Minggu dalam Pekan Biasa ke-13
30 Juni 2013
Lukas 9:51-62
“Ketika hampir genap waktunya Yesus diangkat ke
sorga, Ia mengarahkan pandangan-Nya untuk pergi ke Yerusalem (Luk 9:51)”
Setiap perjalanan memiliki sebuah tujuan akhir. Bahkan perjalanan hanya bisa
dimulai jika memiliki tujuan akhir. Kita tidak akan mengunjungi Paris, kecuali kita memiliki
rencana berlibur di sana. Saya tidak akan berada di Manila, jika saya tidak
pernah bercita-cita menjadi iman. ‘Tujuan akhir’ ini sangat penting
sampai-sampai Aristoteles, filsuf ternama Yunani, menciptakan sistem filosofi berdasarkan ‘tujuan
akhir’. Oleh karena ini, pertanyaan pertama dan utama yang perlu kita ajukan
bagi diri kita sendiri adalah ‘apa tujuan akhir saya dalam hidup
ini’. Jawabannya sangat mendasar dan menentukan segala tindakan kita di
kehidupan ini.
Apakah kekayaan? Apakah kenikmatan seksual? Apakah itu kekuasaan? Jika
kekayaan adalah tujuan tertinggi kita, maka korupsi bisa dibenarkan. Jika
kenikmatan seksual adalah motif terakhir kita, maka seks bebas dan prostitusi
adalah wajar. Jika kekuasaan adalah tujuan akhir, maka kekerasan dan intimidasi
adalah aturan permainan yang lazim.
Baru-baru ini, Agence
Frence-Presse (AFP) merilis berita yang menyedihkan: ‘School exam cheating rampant in
graft-ridden Indonesia (Kecurangan saat ujian sekolah
merajalela di Indone. sia yang penuh korupsi).’ Badan ini tidak hanya mengumumkan temuannya
pada kecurangan yang merajalela di Indonesia tetapi juga menghubungkan korupsi
dengan kebiasaan buruk ini. Sederhananya, kita, orang-orang Indonesia, belajar
korupsi di sekolah! Berita itu mungkin benar ataupun tidak, tetapi intinya
dapat merujuk pada pertanyaan yang sama: apakah tujuan akhir kita. Bagi siswa
yang bertujuan mendapat nilai tinggi tanpa bekerja keras, maka kecurangan
merupakan sarana yang menguntungkan. Namun, bagi siswa yang memahami tujuan
pendidikan, kecurangan adalah kecurangan.
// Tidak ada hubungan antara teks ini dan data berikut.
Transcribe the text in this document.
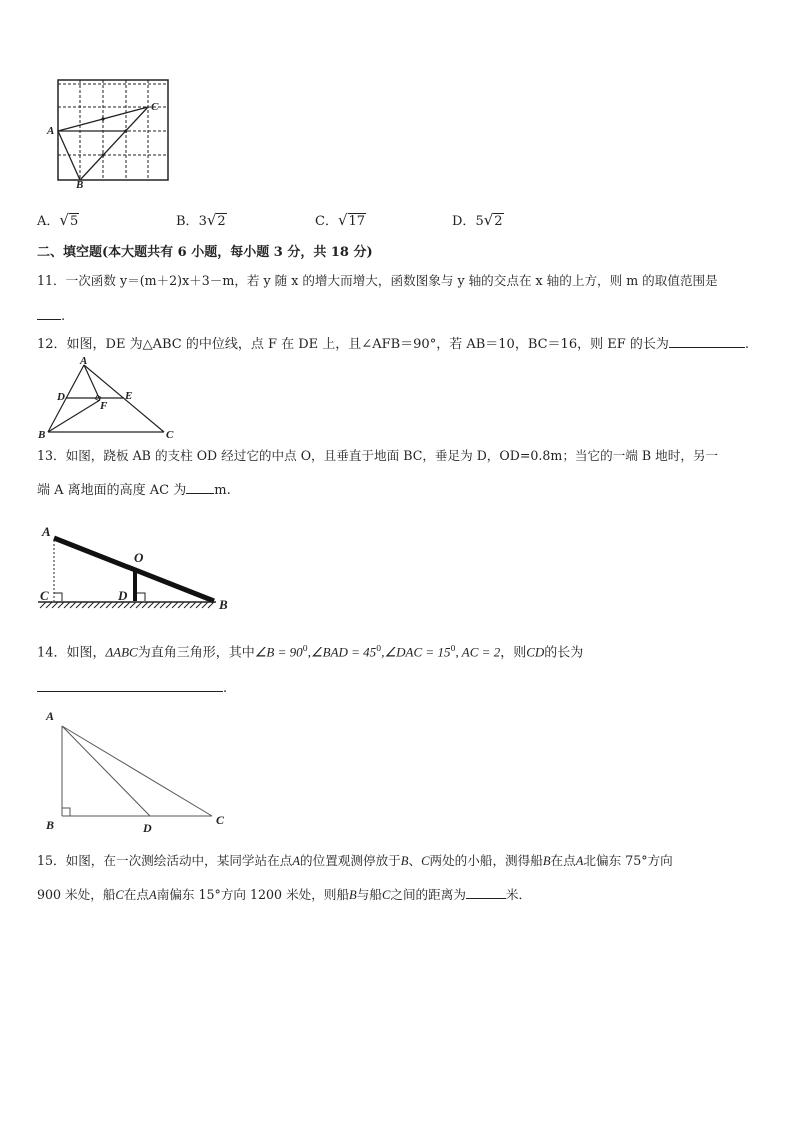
A
C
B
A．√5	B．3√2	C．√17	D．5√2
二、填空题(本大题共有 6 小题，每小题 3 分，共 18 分)
11．一次函数 y＝(m＋2)x＋3－m，若 y 随 x 的增大而增大，函数图象与 y 轴的交点在 x 轴的上方，则 m 的取值范围是
.
12．如图，DE 为△ABC 的中位线，点 F 在 DE 上，且∠AFB＝90°，若 AB＝10，BC＝16，则 EF 的长为	.
A
D	E
F
B	C
13．如图，跷板 AB 的支柱 OD 经过它的中点 O，且垂直于地面 BC，垂足为 D，OD=0.8m；当它的一端 B 地时，另一
端 A 离地面的高度 AC 为 m.
A
O
C	D
B
14．如图，ΔABC为直角三角形，其中∠B = $90^0,\angle BAD$ = $45^0,\angle DAC = 15^0$, AC = 2，则CD的长为
.
A
B	D
C
15．如图，在一次测绘活动中，某同学站在点A的位置观测停放于B、C两处的小船，测得船B在点A北偏东 75°方向
900 米处，船C在点A南偏东 15°方向 1200 米处，则船B与船C之间的距离为	米．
Mari kita kembali ke Injil hari ini. Yesus memutuskan untuk pergi ke
Yerusalem di mana Dia akan memenuhi misi-Nya. Namun, berada di Yerusalem
berarti dia harus menerima fitnah, mengalami penderitaan dan mati sebagai
seorang kriminal. Para murid juga tercerai berai dalam seketika. Petrus menyangkal Dia,
Yudas mengkhianati Dia, dan sisanya melarikan diri. Yerusalem adalah tempat
kegagalan total. Namun, meskipun semua ini, Yesus tidak pernah goyah dan tetap
bertekad bulat. Kenapa? Karena Dia tahu ke mana ia pergi. Dia yakin dengan
tujuan-Nya dan bahkan ia bersedia mengorbankan nyawa-Nya sendiri. Ini adalah
Yerusalem yang sama di mana Yesus dibangkitkan. Ini
adalah kota di mana para murid berkumpul lagi dan menerima Roh Kudus di hari
Pentakosta. Gereja lahir di sana. Yerusalem memang tempat akhir yang mulia.
Apa dan dimanakah Yerusalem kita? Apakah kita sungguh menyadari
Yerusalem kita? Apakah kita siap untuk mengubah haluan jika kita bergerak ke
arah yang salah? Apakah kita bersedia untuk membuat pengorbanan untuk mencapai
Yerusalem kita? Apakah kita akan menyerahkan nyawa kita untuk Yerusalem kita?